As said, this initiative will aim to characterize the chemodiversity of the all botanical gardens of Switzerland. However, this ambitious objective will require us to evaluate our methodology. For this, we started by selecting two botanical collections: the Jardin Botanique de l’Université de Fribourg (JBUF) and the Jardin Botanique de Neuchâtel (JBN). This choice was made for practical reasons (these are the respective working places of the DBGI initiators) but also because these two gardens each offer their unique characteristics. On one hand the JBUF presents over 5000 species systematically organized to reflect the Angiosperm Phylogeny Group (APG) system. The JBUF researchers are specialized in conservation biology. On the other hand, the JBN presents over 2000 species organized in 8 sub-gardens. The JBN has a focus on ethnomedical plants. Below we will briefly outline the research workflow envisioned for the DBGI. The main steps have been schematized on Figure 3. The overall workflow can be divided into two main parts. One dealing with physical objects (upper part of Fig. 3) and a second one dealing with data and metadata acquired from these objects (lower part of Fig. 3).
Figure 3. Overview of the DBGI main steps and data
Regarding the physical objects, the steps are pretty simple and straightforward. Starting from a botanical garden (a living specimens collection), the aim is to sample each specimen and to build two libraries: a library of dried plant material and a library of chemical extracts. The dried plant material library will serve as a backup for extractions to be repeated and for orthogonal analysis (e.g. genetic sequencing). The chemical extracts library will be the source material for the mass-spectrometry digitization stage. This library will also be available for backups and orthogonal analysis (e.g. NMR profiling or bioassay campaigns). Complementary to herbarium, these two libraries offer an efficient way (reduced space, long term storage) to capture and conserve the chemistry of the botanical gardens.
For all operations occurring on physical objects (sampling, conservation, extraction), metadata are collected to document the experiment.
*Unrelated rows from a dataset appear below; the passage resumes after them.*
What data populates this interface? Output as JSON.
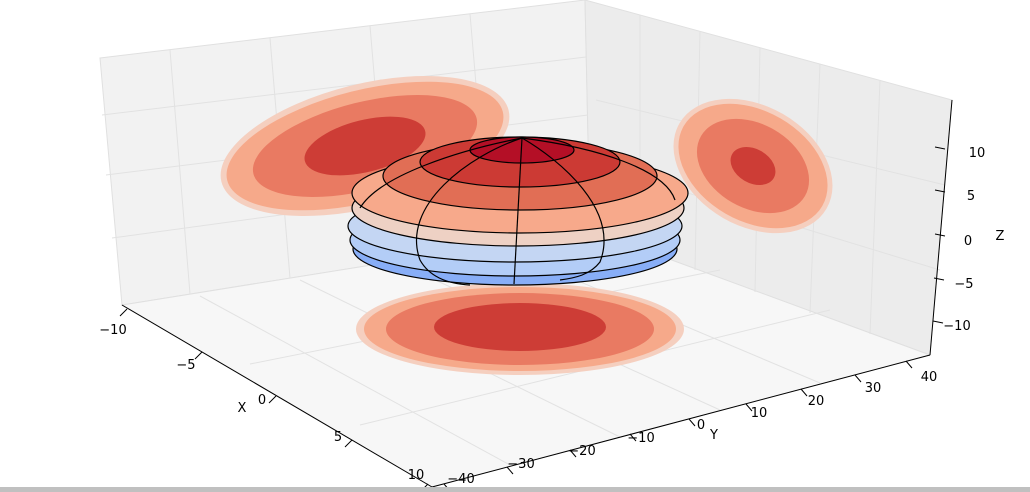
{
  "chart_data": {
    "type": "surface3d",
    "title": "",
    "xlabel": "X",
    "ylabel": "Y",
    "zlabel": "Z",
    "xlim": [
      -10,
      10
    ],
    "ylim": [
      -40,
      40
    ],
    "zlim": [
      -14,
      14
    ],
    "x_ticks": [
      "−10",
      "−5",
      "0",
      "5",
      "10"
    ],
    "y_ticks": [
      "−40",
      "−30",
      "−20",
      "−10",
      "0",
      "10",
      "20",
      "30",
      "40"
    ],
    "z_ticks": [
      "−10",
      "−5",
      "0",
      "5",
      "10"
    ],
    "colormap": "coolwarm",
    "contour_projections": [
      "x-wall",
      "y-wall",
      "z-floor"
    ],
    "grid": true
  }
}
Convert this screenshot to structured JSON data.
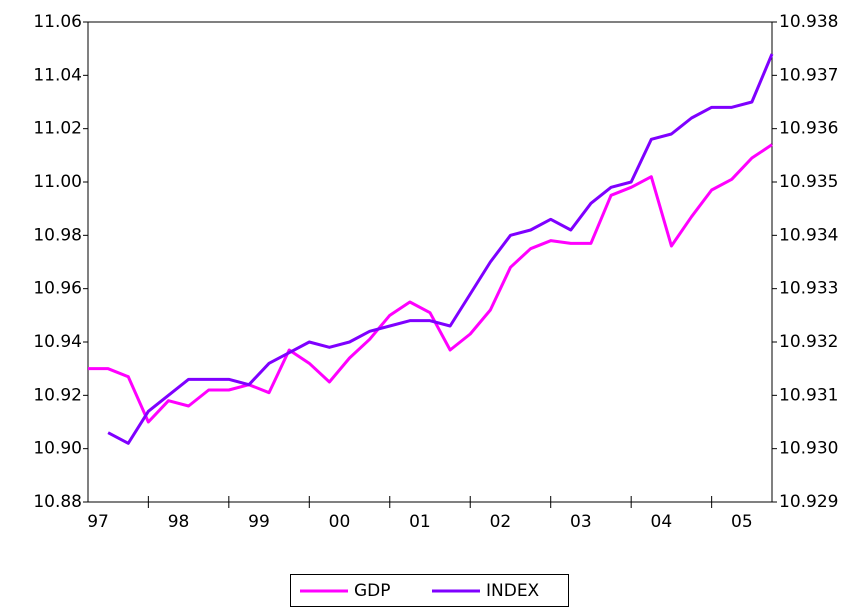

For each botanical garden, data collection is made at the species level. A species is collected for each garden, curated and taxonomically resolved (using the Open Tree of Life framework) in order to be compared across gardens. The Botalista platform will also be exploited at this step. For each collected sample, data are acquired at a finer granularity (namely at the specimen level). Here we take advantage of the iNaturalist platform and app. Using a smartphone, pictures of the sampled specimen (including eventual label in the botanical gardens, sampled organ and collection label), collector identity, date and geolocation are conveniently captured at the time of the collection. This data is then automatically collected by the iNaturalist DBGI project. The data of the project can then be programmatically accessed via the iNaturalist API. All species, specimens and experimental metadata will be collected and managed through an SQL database and accessed through a NocoDB instance for a convenient tracking of the samples by the DBGI participants.
The mass-spectrometry digitization then constitutes the core of the chemical information acquisition process. We use Ultra High Performance Liquid Chromatography coupled to High Resolution Mass Spectrometry (UHPLC-HRMS) to acquire fragmentation data in an untargeted fashion. Building on our computational metabolomics expertise we then organize and annotate the acquired pool of MS data. Here we will take advantage of five central tools (four of which were conceived by us). Molecular networking  will serve as a basis for spectral organization. The metabolite annotation will be performed by spectral matching against a theoretical natural products spectral database  and via a taxonomically informed scoring process  fed by an open resource of natural products biological occurrences (LOTUS ).